I don’t know of a replacement of comparable quality. Damn good resource. Not that you can necessarily trust a government source, and especially one from an intelligence agency, but most of what it covered wasn’t exactly useful for the kind of propaganda you’d expect the US government to push, so you could expect it to broadly be a sincere attempt at describing reality (it didn’t hurt that it wasn’t a super-widely-known resource outside certain academic disciplines, so lying about e.g. the major exports of Guyana or whatever wouldn’t have much effect anyway, lowering the likelihood that anyone would bother)
How many people out there still believe the Hunter Biden laptop story, and all the politically damaging material on it was Russian misinformation?
Remember "lock her up?" Remember how that vanished as well and there was not, in fact, any effort to lock her up?
(the problem of submarining stuff into Wikipedia is real though, and a by-product of it being the most trusted reference)
No accountability in the language
No rationale
No fucks given
What was the point of this post?
/s
And, as multiple commenters here have noted, it's on the Internet Archive. So let's just cherish it as another print tradition that would inevitably end.
It's also where a lot of the facts on Wikipedia came from. This is a real loss.
I trust CIA over official population numbers from a lot of countries. There was a thread on here recently that pointed out a lot of countries haven't conducted an effective census in many years, if at all: https://news.ycombinator.com/item?id=46810027
Wikipedia has other sources for most of that information. It comes from organizations like the UN, which the administration detests, and now lacks its own way of gathering that information.

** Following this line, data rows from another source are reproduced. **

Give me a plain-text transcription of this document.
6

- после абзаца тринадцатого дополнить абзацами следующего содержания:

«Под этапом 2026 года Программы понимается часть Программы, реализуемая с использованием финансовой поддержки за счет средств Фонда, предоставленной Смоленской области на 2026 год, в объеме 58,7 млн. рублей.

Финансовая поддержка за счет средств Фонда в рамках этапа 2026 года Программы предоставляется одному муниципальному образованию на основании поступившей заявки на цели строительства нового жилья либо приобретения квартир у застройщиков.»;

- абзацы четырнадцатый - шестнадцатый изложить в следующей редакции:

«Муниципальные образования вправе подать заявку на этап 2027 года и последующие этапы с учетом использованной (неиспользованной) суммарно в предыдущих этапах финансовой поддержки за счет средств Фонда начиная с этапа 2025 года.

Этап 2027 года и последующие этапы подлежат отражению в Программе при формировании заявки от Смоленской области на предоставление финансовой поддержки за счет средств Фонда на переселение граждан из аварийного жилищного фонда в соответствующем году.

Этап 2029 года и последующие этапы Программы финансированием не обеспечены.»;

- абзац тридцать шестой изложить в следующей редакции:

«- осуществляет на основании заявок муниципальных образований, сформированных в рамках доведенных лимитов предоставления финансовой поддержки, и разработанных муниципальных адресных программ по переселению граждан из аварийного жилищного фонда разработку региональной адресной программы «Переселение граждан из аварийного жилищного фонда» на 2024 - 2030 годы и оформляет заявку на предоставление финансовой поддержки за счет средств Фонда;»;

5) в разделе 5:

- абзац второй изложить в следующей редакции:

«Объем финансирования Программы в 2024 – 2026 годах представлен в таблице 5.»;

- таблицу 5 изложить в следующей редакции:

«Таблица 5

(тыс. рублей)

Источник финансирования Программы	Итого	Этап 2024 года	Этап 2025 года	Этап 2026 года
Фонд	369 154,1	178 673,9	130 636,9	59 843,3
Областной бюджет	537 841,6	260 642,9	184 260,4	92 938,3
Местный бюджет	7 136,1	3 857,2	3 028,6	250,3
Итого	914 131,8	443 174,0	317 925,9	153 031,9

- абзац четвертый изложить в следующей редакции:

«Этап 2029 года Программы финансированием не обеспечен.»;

A lot of stuff in Wikipedia doesn't have great references, but for the types of stats and facts in the World Factbook, it's generally quite excellent.
Reading books is still important. That has nothing to do with the CIA factbook website edition.
Archiving copies of internet-published information is important, especially when a regime lies, tries to rewrite history, and destroys knowledge and public resources regularly.
> So let's just cherish it as another print tradition that would inevitably end
Self-fulfilling prophecy, learned-helplessness doomer fallacy. It only ended because some assholes ended it.